The Risk: Lord of the Rings board game is the best version of Risk there is. Why? Because it’s Risk plus Lord of the Rings.
Now, keep in mind that my assertion is completely unbalanced and lacks perspective – I’ve not played many of the Risk variants such as Risk: 2210, Risk: Godstorm, etc. Also, don’t get me wrong, I love classic Risk and will gladly play anytime. Yet, I can’t help but feel that it’s just a world map, uncomplicated strategy, dice-rolling luck, and not much else. It seems that every time I play the game something feels… missing.

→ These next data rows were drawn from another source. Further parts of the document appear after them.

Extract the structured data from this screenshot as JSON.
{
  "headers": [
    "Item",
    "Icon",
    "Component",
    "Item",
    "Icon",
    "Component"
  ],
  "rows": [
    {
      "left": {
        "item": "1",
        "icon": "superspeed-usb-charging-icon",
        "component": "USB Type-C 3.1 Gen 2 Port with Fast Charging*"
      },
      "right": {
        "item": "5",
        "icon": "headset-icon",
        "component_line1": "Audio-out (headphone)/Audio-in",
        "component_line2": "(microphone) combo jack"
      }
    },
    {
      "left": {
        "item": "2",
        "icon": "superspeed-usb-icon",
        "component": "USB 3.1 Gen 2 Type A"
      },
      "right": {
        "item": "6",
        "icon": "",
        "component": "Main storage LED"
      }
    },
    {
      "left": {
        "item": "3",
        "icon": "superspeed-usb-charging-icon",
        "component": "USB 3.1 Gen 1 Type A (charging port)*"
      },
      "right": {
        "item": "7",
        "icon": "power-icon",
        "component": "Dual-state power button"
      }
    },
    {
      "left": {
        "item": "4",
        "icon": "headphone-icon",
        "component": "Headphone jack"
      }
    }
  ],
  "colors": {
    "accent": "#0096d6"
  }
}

Recently it was playing a game of Risk: Lord of the Rings (RLOTR) that made me realize what I wanted from the basic version of the game. I want story. Regular Risk has no story. You try and dominate the world but what is your motivation, your history, your reason? As my friend Joe and I played RLOTR with the Lord of the Rings movie trilogy on in the background it dawned on me that I wanted a cause to justify my quest to rule the world (beyond my usual competitive desire to win). I, the forces of Good and Joe, the army of Evil, were two great powers battling for the fate of Middle Earth.
The game’s board is very close to the books’ map of Middle Earth. The rivers and mountains that divide the great land mass are where they should be and create distinct regions perfect for territorial warfare. But more, playing a game using Tolkien’s map of his fictional world shows the thoroughness the writer took in creating it. Quite often epic showdowns happen in the same places they did in the books and a healthy knowledge of that universe comes in handy. For example, controlling the Mines of Moria can be very important as it’s the bridge across a large mountain range and the only way around those mountains is conquering territory far north or far south through the lands of Rohan.

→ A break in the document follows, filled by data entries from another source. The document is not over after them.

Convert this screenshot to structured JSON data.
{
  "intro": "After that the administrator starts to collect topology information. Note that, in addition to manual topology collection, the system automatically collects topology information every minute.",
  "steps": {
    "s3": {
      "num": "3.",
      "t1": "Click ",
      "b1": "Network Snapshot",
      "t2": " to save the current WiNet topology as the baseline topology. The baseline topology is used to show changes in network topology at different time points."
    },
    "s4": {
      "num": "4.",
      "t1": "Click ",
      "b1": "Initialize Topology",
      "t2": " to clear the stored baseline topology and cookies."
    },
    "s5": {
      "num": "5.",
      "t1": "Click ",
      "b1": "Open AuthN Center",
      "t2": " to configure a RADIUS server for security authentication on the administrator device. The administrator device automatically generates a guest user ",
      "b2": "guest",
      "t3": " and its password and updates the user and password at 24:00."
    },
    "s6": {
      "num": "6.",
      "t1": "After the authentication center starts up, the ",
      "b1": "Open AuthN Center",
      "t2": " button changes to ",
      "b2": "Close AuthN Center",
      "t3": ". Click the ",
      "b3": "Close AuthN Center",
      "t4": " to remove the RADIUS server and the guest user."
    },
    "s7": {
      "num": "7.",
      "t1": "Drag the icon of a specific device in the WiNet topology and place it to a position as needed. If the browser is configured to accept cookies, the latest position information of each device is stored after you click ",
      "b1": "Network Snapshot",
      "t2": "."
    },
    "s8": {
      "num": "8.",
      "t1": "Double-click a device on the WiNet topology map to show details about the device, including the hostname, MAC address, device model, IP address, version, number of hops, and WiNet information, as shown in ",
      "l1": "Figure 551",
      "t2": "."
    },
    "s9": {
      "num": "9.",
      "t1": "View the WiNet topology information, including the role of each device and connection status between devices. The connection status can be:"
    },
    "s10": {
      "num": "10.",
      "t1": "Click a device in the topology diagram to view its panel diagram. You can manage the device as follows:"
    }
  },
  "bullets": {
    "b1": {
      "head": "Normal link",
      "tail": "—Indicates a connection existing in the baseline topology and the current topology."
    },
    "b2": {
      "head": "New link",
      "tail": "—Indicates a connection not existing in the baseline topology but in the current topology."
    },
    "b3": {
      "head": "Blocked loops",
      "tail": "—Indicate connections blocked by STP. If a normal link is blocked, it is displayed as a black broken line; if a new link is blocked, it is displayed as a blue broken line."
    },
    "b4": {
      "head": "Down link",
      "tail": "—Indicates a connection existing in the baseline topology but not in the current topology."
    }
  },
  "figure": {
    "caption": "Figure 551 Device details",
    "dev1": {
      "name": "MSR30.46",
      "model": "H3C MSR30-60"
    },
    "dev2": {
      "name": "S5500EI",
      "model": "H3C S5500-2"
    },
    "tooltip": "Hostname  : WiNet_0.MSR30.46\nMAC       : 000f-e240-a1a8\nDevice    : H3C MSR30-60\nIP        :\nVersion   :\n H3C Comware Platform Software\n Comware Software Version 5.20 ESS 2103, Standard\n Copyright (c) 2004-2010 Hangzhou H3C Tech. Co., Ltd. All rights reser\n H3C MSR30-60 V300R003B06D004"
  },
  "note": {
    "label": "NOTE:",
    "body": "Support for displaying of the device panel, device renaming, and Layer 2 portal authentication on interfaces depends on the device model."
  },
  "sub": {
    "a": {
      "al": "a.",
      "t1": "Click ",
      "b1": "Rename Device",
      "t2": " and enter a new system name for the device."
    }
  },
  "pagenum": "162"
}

Or as my last game proved, if one player controls Mordor and another controls the lands of Gondor, they’re in for a prolonged conflict. With my large army at Minas Tirith and Joe’s equally large force spilling out of Mordor, Osgiliath changed hands many times (sound familiar?).
It wasn’t until Joe outflanked me by sea that the stalemate broke and the forces of evil eventually triumphed; something I should have seen coming. In the books that exact maneuver was thwarted by Aragorn leading an undead army to stop Mordor’s naval attack. In my defense I had forgotten about sea attacks by that point since Joe and I had finished a bottle of Makers Mark.
I do want to note that I play RLOTR using regular Risk’s rules about setup and play while throwing in a few of the special edition’s extra rules. There are actually a few more rules for RLOTR that we completely ignored. For instance, there’s a “ring track” that the One Ring follows and could potentially end the game prematurely. This mechanic serves to give players some focus to their play, and to keep the game from lasting forever—a real problem in standard sessions of Risk. But if only two people are playing from the start, then that’s not so much of a problem. Mainly we utilize the RLOTR rules that give small bonuses here and there but that don’t affect things too dramatically.
Admittedly much of the story that Risk: Lord of the Rings creates is inferred from my love of the Lord of the Rings books and movies. It’s still a fairly simple board game where success and failure are ruled by dice. Knowing the books in and out and having the movies on in the background helps fuel my imagination while playing – even though it makes my girlfriend shake her head in bemusement and quickly leave the room.
I realized that some semblance of a story or some sort of motivation was what I was looking for in a game of Risk and I found that in Risk: Lord of the Rings. If you’re going to play me you’d better read up on your Tolkien first.